Birleşmiş Milletler Nüfus Fonu’nun Mayıs 2025’te yayımladığı işgal altındaki Filistin topraklarındaki duruma ilişkin rapora göre, yakıt ve tıbbi malzeme eksikliği nedeniyle doğum ve yenidoğan bakımı tamamen durma noktasına geldi. Bu durum, hamile kadınları, prematüre bebekleri ve düşük doğum ağırlıklı bebekleri ihtiyaç duydukları hayat kurtarıcı destekten yoksun bıraktı.
Raporda, doğumlarda keskin bir düşüşe paralel olarak anne ve yenidoğan ölümlerinde artışa dikkat çekiliyor; bu da sağlık hizmetlerinin çöküşünün ve kadınların doğum yapmaya zorlandığı tehlikeli koşulların çarpıcı bir yansıması olarak değerlendiriliyor.
2022’nin aynı dönemiyle karşılaştırıldığında, Gazze’de doğumlar yüzde 41 oranında azaldı. 2.600’den fazla kadın düşük yaptı ve doğum öncesinde 220 gebelikle ilgili ölüm gerçekleşti. Prematüre ve düşük doğum ağırlıklı doğumlar arttı; 1.460’tan fazla bebek prematüre, 1.600’den fazla bebek düşük kilolu doğdu ve 2.500’den fazla yenidoğan yoğun bakıma alındı. Yenidoğan ölümleri de artıyor; bunlar arasında ilk gününde ölen en az 21 bebek de bulunuyor.
Yine de Filistinli anneler doğum yapmaya devam ediyorlar. Çocuklarına Sumud (sebat), Karameh (onur) ve Vatan (yurt) isimlerini veriyorlar. Bebeklerini mülteci çadırlarında kucaklıyor, insansız hava araçlarının altında onlara ninniler mırıldanıyor, dayanışma ağları kuruyorlar. Mama bulamadıklarında anne sütünü paylaşıyorlar. Hastaneler ulaşılamaz olduğunda evde doğumlarda birbirlerine destek oluyorlar.
Filistin’de her doğum, “buradayız ve gitmeyeceğiz”in birer ilanı. Doğurmamayı seçen Filistinli kadınlar irrasyonel değil. Böylesi koşullarda hayat taşımayı seçenler de saf değil. Her iki seçim de cesur bir irade beyanı.

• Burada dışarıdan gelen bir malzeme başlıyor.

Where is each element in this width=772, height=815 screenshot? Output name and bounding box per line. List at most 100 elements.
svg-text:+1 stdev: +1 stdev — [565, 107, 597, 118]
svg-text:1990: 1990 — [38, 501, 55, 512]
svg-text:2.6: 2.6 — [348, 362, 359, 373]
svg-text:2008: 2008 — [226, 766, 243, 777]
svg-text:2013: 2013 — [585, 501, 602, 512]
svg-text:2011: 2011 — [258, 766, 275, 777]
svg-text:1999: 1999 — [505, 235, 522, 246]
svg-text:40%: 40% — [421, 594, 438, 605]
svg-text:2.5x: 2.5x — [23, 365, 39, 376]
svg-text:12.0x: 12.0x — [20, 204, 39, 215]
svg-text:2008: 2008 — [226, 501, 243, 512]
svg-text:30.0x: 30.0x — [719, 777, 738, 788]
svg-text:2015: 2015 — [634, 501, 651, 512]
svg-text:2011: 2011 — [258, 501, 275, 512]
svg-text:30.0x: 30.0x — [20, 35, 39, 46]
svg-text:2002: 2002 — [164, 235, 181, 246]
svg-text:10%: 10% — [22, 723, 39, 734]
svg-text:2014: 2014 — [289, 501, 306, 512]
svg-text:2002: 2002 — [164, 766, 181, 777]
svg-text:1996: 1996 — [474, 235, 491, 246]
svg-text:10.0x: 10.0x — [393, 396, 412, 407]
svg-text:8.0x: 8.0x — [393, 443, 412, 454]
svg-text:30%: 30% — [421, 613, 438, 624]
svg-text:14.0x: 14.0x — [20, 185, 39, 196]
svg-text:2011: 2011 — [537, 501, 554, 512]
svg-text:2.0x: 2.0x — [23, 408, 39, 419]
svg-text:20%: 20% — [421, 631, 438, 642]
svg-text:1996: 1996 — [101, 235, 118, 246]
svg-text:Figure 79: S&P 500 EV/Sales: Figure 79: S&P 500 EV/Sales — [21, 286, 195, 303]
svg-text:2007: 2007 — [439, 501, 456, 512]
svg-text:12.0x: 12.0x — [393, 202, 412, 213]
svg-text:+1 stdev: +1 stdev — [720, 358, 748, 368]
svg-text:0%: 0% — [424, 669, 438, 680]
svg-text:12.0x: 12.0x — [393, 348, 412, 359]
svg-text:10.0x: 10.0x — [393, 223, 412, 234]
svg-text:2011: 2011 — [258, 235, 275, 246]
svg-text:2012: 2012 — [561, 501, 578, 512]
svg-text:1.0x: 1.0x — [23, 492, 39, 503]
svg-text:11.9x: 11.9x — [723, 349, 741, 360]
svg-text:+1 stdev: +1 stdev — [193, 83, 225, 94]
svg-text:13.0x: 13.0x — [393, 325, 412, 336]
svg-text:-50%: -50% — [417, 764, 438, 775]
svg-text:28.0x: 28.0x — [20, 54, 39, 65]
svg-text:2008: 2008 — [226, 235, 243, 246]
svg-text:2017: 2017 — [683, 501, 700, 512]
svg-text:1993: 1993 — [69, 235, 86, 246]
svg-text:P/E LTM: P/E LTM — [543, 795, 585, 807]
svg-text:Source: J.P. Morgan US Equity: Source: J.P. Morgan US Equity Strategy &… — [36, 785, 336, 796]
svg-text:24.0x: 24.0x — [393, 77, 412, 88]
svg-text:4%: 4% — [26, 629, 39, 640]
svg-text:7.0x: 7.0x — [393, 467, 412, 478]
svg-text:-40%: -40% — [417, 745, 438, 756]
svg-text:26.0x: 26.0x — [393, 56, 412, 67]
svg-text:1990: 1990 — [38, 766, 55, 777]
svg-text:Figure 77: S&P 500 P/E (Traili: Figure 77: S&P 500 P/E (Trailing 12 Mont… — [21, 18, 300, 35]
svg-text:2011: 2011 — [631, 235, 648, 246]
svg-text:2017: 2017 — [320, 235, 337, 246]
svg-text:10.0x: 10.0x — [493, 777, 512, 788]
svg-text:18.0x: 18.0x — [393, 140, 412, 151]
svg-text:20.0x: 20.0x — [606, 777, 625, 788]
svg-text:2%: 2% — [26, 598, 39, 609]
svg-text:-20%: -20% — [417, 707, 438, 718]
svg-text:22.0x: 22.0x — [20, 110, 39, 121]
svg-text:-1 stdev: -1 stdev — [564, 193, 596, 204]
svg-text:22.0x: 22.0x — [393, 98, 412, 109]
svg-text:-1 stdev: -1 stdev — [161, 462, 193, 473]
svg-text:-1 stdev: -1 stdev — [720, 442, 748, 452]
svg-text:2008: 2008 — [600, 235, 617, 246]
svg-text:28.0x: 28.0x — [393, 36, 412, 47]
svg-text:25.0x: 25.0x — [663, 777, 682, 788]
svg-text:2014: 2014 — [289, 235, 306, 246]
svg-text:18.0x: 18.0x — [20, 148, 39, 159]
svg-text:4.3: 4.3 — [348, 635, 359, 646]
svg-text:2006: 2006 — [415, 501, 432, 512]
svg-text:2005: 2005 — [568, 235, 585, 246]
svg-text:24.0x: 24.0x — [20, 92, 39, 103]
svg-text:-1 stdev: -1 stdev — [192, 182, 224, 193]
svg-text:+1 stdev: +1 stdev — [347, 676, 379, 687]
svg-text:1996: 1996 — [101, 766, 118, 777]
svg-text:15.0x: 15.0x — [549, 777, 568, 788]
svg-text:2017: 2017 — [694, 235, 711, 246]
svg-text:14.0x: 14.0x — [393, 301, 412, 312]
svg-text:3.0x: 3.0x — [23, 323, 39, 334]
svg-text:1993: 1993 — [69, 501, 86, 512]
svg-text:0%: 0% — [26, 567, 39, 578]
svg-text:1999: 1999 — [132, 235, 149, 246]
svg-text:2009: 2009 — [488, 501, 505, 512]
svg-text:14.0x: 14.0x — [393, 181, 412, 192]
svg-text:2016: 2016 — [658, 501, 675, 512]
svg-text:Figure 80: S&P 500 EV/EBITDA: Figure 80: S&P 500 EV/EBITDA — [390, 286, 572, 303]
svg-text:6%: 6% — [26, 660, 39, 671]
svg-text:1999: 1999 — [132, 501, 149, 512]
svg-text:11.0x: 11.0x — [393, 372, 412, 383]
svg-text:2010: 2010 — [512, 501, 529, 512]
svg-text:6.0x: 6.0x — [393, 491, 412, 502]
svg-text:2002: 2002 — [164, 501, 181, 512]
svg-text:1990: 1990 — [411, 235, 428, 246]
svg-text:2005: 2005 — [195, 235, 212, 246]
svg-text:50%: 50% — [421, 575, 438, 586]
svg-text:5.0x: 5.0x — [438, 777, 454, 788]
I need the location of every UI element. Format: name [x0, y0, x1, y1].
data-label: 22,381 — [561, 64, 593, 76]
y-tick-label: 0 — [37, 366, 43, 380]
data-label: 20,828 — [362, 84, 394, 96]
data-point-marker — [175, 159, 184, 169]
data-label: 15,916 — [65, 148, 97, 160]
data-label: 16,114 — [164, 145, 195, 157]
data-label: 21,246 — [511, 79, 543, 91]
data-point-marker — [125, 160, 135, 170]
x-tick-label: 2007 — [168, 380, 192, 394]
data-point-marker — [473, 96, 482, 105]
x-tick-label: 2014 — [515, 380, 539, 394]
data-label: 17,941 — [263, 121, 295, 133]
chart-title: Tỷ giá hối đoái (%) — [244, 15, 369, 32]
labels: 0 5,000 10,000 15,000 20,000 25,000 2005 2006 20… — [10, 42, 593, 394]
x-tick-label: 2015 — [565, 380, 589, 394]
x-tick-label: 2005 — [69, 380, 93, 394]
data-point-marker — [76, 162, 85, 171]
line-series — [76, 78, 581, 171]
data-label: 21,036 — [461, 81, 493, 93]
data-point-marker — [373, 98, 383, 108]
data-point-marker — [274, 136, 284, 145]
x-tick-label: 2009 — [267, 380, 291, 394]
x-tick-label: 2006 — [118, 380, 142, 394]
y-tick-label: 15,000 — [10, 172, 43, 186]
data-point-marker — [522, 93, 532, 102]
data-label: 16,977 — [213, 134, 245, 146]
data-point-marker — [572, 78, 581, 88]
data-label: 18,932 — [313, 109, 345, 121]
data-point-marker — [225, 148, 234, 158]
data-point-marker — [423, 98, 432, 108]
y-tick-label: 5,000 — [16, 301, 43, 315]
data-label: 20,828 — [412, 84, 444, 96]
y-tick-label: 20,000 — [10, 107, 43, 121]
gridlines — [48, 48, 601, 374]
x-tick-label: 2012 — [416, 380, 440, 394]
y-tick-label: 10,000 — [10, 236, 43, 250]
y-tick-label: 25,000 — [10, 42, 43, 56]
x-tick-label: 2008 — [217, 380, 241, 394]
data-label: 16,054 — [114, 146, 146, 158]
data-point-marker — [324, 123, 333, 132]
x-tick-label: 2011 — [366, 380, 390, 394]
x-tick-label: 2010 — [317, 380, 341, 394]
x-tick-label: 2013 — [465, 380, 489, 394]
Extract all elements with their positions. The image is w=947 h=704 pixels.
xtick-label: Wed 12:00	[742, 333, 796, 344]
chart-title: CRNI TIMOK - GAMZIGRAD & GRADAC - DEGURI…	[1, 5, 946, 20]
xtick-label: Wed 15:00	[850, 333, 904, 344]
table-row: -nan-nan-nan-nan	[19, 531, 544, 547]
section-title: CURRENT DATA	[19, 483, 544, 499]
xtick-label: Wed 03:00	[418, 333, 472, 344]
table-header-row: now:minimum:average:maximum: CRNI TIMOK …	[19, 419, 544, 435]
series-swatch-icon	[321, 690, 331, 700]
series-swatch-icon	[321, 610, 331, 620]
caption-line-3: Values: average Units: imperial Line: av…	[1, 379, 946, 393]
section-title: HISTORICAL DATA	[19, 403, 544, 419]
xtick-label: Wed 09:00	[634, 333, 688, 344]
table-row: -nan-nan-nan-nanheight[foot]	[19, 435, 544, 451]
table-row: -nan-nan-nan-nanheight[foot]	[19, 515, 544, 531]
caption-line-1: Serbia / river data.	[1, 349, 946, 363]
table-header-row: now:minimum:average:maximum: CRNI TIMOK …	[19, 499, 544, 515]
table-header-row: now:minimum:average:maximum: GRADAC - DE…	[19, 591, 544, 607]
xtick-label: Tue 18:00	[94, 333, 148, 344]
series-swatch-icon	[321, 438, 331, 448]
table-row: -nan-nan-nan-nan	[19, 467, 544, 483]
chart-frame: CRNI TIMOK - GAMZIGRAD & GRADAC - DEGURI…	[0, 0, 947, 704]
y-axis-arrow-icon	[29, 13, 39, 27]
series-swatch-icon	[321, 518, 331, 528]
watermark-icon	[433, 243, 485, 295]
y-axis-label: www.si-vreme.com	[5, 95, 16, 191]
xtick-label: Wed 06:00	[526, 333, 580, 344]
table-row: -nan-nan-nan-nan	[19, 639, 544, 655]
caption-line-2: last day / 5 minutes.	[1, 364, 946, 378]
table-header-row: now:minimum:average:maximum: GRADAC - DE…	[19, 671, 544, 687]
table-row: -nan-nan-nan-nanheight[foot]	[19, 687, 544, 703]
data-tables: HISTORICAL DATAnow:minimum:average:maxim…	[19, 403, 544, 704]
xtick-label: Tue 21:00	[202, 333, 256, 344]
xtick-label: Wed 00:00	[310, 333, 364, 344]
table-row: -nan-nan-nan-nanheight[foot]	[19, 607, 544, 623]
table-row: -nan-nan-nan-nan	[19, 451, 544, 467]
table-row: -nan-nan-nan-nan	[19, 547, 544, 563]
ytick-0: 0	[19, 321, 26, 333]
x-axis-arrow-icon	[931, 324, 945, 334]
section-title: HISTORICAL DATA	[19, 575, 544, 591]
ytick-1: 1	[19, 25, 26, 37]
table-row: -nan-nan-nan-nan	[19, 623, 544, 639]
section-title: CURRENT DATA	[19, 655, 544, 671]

Geleceğe Saldırı ve Vicdana Çağrı
İsrail doğumhaneleri bombaladığında, kuvözlere yakıt girişini engellediğinde veya hastaneleri yok ettiğinde sadece altyapıyı hedef almıyor; Filistin halkının geleceğine saldırıyor.
Filistinli kadınlar ise anneliği, bakım vermeyi ve üremeyi sürdürdüklerinde sadece hayatta kalmıyorlar. Yaşıyor ve direniyorlar.
Küresel feminist hareket, üreme haklarını kadınların onurunun merkezinde görme konusunda sesini yükseltmiş olsa da Filistinli kadınların üreme mücadeleleri büyük ölçüde uluslararası feminist dayanışmadan uzak kalıyor. Dünyanın başka bölgelerinde kürtaj veya doğum bakımı kısıtlamalarına karşı harekete geçen aynı örgütler, Filistinli kadınların hastanelere sistematik biçimde erişiminin engellenmesi, ailelerin zorla ayrılması ya da doğumhanelerin bombalanmasıyla karşılaştıklarında çoğu zaman sessiz kalıyorlar.
Bu seçici empati, kadınların acılarında rahatsız edici bir hiyerarşiyi yansıtıyor. Kendi değerlerine sadık kalabilmek için küresel feminizm, Filistinli kadınların üreme haklarının marjinal bir mesele değil, cinsiyetlendirilmiş sömürgeci şiddete karşı direnişin merkezinde acil bir feminist dava olduğunu ısrarla vurgulamalı.
Filistin’de üreme sağlığı uluslararası gündemin kıyısında kalmamalı. İnsan hakları, sömürgecilik, feminizm ve sağlık adaleti tartışmalarının tam da merkezinde yer almalı. Tıp dernekleri, feminist hareketler ve insan hakları örgütleri bunu olduğu gibi adlandırmalı. Çünkü şu anda tüm kamuoyuyla birlikte izlediğimiz şey, Filistinli kadınlara ve onların üreme haklarına yönelik sistematik bir saldırıdır.
Filistin’de doğum, biyolojik bir olaydan fazlasıdır. Bir insan hakkı, politik bir eylem ve direniş biçimidir. Filistin’de çocuk taşımak, bir halkın sürekli ellerinden alınmaya çalışılan geleceği kurma çabasının hem yükünü hem de umudunu taşımaktır.